Comparison of Machine Learning Approaches for Prediction of the Equivalent Alkane Carbon Number for Microemulsions
This repository accompanies the research article:
Nicholas R. Furth, Adam E. Imel, and Thomas A. Zawodzinski
Published in The Journal of Physical Chemistry A, 2024.
DOI: 10.1021/acs.jpca.4c00936
This project explores machine learning (ML) methods for predicting the Equivalent Alkane Carbon Number (EACN) of oils based on molecular structure.

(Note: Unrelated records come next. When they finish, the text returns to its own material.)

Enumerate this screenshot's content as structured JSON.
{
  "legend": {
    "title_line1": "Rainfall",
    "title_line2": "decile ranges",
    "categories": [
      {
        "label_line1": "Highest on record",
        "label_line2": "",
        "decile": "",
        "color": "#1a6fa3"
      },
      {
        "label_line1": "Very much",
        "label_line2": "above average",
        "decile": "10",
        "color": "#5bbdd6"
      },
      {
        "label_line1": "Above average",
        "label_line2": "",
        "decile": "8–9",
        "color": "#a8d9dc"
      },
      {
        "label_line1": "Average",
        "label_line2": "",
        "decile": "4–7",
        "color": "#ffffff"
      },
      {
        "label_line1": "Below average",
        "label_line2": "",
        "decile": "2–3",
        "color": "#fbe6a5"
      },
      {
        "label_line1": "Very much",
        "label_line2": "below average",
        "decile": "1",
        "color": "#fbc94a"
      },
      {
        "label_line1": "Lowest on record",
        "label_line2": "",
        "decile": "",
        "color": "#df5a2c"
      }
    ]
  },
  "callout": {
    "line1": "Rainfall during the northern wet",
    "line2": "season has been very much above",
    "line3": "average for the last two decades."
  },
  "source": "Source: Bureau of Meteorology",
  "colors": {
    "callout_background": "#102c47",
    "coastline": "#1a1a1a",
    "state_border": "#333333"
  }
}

Experimental determination of EACN is traditionally time-consuming and purity-sensitive. We developed models to predict EACN quickly and reliably using:
- Graph Neural Networks (GNNs)
- XGBoost Decision Tree Model
Key highlights:
- Three GNN architectures: MPNN, CGCNN, and GCN
- Geometry optimization studies (None, MMFF94, GAFF)
- Feature-based XGBoost using RDKit descriptors
| Model | Input Type | Special Features |
|---|---|---|
| MPNN | SMILES (with/without geometry optimization) | Deep message passing |
| CGCNN | SMILES (with/without geometry optimization) | Crystal graph convolution |
| GCN | SMILES (with/without geometry optimization) | Spectral convolution |
| XGBoost | Molecular descriptors from SMILES | Recursive feature elimination |
- Size: 183 organic molecules
- Data Source: Published experimental EACN values from literature references.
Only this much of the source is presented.